A 4.65% New York City GO bond matures in 20 years. The bond is callable in 8 years at 103. Which of the following statements is TRUE? A. The investor has 3 years of call protection B. The issuer must pay investors an 8-point call premium to exercise the call privilege on the bonds C. The investor will receive less for the bond if it is called versus holding the bond to maturity D. The issuer may exercise the call provision anytime after the 8th
The call premium of 3 points ($30 per bond) refers to the amount above par value which the issuer must pay the owner of the bond when the bond is called. Issuers usually call outstanding bonds when interest rates decline, and they are able to issue new bonds at lower rates of interest. The bond has 8 years of call protection. The issuer would need to make an outlay of cash to call back the bonds, but would save money because of the lower rate of interest the issuer would pay on the new bonds. A call provision is exercised by an issuer and not the bondholder.
Your firm has completed an underwriting of Zylo Plastics subordinated debentures.
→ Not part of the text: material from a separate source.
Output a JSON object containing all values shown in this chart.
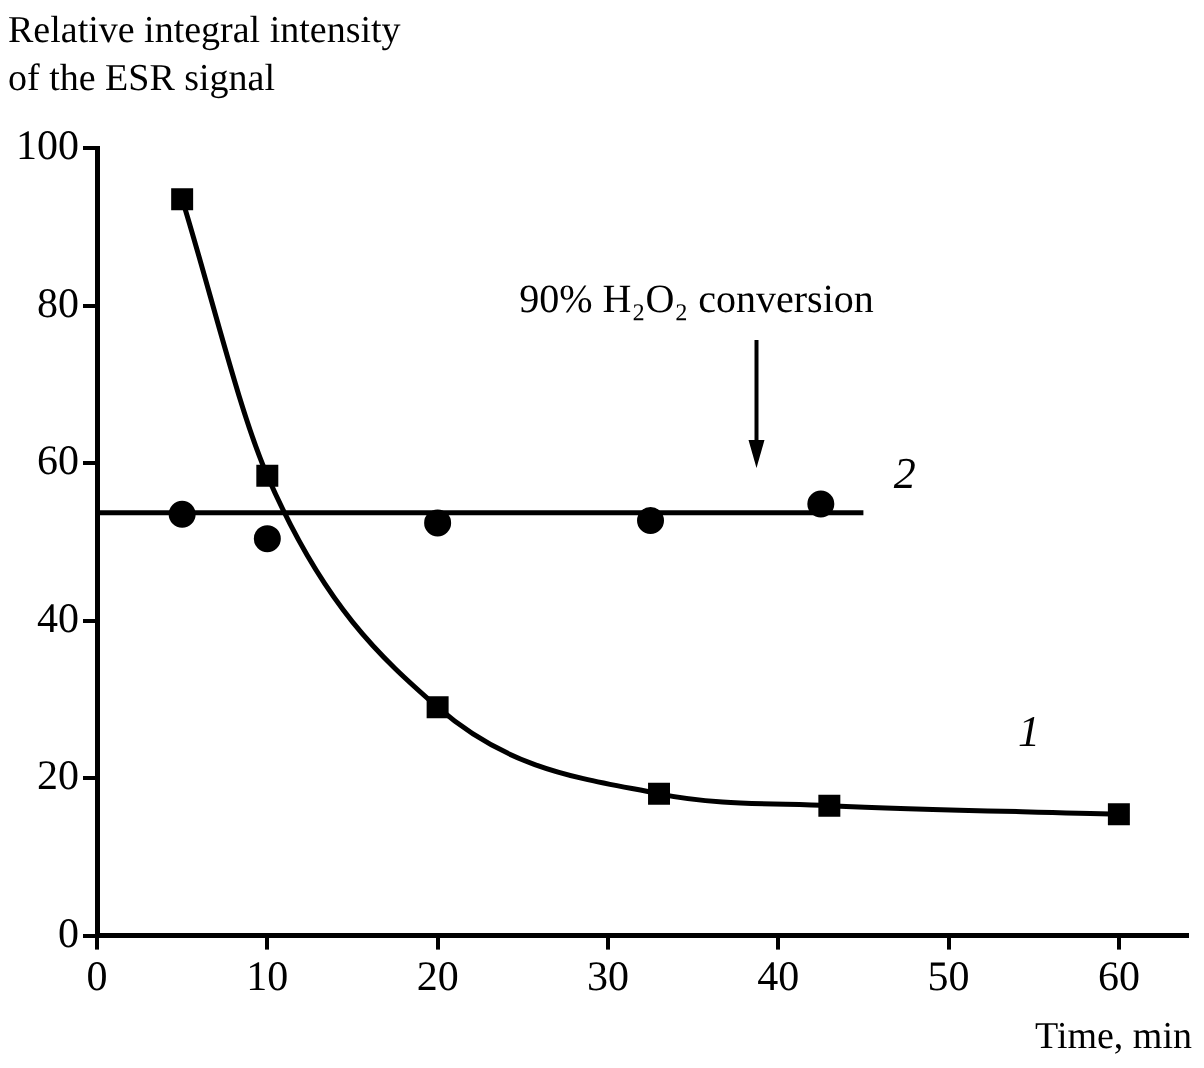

The bond indenture contains a five-year call protection provision. This covenant would be most valuable to bond purchasers if, during the five years following issuance: A. Interest rates decline B. Interest rates increase C. Interest rates remain stable D. The yield curve slopes downward
The call protection would be most valuable to a recent purchaser of the bond if interest rates are falling. If interest rates fall, bond prices rise. Corporations will call back bonds when interest rates decline and issue new bonds with lower rates of interest. Bonds are usually callable at a small premium above par value. If the bonds are not callable, the investor can realize the full benefit of an increase in the market price of the bonds.
The current yield on a municipal bond with a coupon rate of 4.50%, purchased at par and currently trading at $1,055, is:
The current yield is found by dividing the yearly interest payment of $45 by the market price of $1, 055. This equals 4.26%. The fact that the bond was purchased at par is not relevant.